さすが淳さん、良いこと言った!俺が感動していると福多さんは急に肩を落とした。

あれ?福多さんの様子がおかしい?自慢話をしていた時の目の輝きが消え失せ、その代わりにどうにも不安そうな色が浮かび上がってきた。

「そうなんですよ。生まれてこのかた運の良いことばかり続きで正直いって怖いんです。こんなにたくさんの運を使ってしまったらこの先どうなるんだろう。運がいつか尽きた時僕は一体どうなってしまうんだろうと不安で仕方がないんです。反動が怖いんです。」

福多さんは自信なさげに自分の腕を抱えた。不安に怯える瞳。それを見て俺は溜飲が下がった・・・じゃなくて気の毒に思った。そうだよなぁ・・・運が良い人には運が良い人なりの不安とか恐怖とかあるのは当然だよな・・・俺が福多さんの立場だったら同じように不安がると思う。茜さんは福多さんの怯えようがかわいそうになったのか慰める。

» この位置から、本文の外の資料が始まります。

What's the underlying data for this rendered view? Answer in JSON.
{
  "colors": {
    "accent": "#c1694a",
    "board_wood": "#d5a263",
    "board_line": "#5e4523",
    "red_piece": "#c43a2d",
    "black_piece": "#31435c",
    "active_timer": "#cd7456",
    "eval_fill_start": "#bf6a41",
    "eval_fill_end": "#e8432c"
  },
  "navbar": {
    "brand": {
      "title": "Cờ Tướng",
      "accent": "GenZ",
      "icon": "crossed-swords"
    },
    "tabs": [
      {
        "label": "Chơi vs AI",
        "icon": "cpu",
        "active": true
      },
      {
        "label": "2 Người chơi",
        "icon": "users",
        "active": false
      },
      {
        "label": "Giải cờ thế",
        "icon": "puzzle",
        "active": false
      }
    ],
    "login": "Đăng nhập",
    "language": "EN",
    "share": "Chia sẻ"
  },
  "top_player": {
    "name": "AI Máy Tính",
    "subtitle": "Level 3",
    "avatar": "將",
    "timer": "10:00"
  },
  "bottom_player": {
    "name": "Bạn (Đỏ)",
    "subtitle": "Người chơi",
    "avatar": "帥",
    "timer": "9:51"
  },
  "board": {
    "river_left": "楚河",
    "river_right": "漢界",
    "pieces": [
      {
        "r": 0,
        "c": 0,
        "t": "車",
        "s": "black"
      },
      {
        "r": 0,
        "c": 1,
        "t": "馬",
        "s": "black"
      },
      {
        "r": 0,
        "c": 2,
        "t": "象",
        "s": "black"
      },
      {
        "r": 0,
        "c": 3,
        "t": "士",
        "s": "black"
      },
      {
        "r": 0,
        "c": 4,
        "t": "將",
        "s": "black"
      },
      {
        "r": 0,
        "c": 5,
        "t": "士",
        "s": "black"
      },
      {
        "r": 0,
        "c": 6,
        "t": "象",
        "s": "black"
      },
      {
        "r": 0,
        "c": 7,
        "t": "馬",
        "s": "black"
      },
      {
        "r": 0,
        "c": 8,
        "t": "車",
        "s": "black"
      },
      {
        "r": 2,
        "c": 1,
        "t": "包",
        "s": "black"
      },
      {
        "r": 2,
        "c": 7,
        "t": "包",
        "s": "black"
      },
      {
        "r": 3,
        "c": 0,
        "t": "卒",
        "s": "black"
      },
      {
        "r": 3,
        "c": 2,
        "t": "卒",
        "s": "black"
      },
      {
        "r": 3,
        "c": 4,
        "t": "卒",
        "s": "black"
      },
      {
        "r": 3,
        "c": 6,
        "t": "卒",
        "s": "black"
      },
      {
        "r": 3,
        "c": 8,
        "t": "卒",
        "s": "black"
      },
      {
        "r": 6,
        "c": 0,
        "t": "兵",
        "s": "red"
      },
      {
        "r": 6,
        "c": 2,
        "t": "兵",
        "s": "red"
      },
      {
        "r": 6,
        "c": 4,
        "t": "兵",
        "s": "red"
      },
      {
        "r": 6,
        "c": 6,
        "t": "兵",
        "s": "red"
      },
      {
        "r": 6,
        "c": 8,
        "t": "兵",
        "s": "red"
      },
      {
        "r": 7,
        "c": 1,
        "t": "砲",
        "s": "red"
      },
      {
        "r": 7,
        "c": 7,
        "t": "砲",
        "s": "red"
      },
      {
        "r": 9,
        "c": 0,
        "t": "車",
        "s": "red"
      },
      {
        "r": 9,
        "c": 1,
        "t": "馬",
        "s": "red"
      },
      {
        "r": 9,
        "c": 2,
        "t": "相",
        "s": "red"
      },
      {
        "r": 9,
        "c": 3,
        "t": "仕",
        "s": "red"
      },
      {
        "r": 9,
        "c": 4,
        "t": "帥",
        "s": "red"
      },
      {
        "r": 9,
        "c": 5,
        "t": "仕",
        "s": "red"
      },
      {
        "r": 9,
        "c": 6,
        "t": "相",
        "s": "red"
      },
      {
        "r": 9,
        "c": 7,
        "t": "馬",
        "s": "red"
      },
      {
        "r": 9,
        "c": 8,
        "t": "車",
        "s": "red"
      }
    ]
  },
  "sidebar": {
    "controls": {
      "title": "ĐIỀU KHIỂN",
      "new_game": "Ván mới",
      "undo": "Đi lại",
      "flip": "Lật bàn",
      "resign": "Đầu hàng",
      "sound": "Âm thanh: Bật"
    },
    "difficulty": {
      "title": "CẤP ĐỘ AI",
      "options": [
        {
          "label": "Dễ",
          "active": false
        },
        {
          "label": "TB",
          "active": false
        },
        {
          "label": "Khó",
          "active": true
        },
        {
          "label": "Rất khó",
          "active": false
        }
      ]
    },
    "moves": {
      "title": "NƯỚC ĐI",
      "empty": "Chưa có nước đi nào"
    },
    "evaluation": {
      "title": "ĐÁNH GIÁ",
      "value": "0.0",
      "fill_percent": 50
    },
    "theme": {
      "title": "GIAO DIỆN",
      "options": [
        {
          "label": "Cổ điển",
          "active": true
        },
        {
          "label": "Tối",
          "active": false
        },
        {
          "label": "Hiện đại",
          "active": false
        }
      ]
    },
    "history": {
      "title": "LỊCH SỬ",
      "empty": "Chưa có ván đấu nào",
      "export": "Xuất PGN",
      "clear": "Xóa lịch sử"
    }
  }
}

「大丈夫ですよ。確かに人生は良いことと悪いことがトントンと言いますけど、人によって運が入っている器の大きさが違うんです。その器が大きい人は運もそれだけたくさん入っていますから、もしかして福多さんがそうなんじゃないですか?」

「そういうものですか?」

茜さんの励ましのおかげで福多さんの目に輝きが戻ってきた。

「そうですよ、それに福多さんが不幸だと思っていないだけでもしかしてもうすでに不幸なことはやってきていたかもしれませんし。」

淳さんもフォローした。そうか要は気の持ちようということか。すると福多さんは逡巡し始めた。やがてなにか思い当たったらしく

「そういえば運が悪いなと思ったことがありました。」

「それはなんですか!?」

俺は身を乗り出して尋ねた。

「太郎ちゃん、目が輝きすぎ。」

茜さんが呆れている。

「あれは10年前のことなんですけど。」

なんだそんな前かよ!まぁいい、聞こう。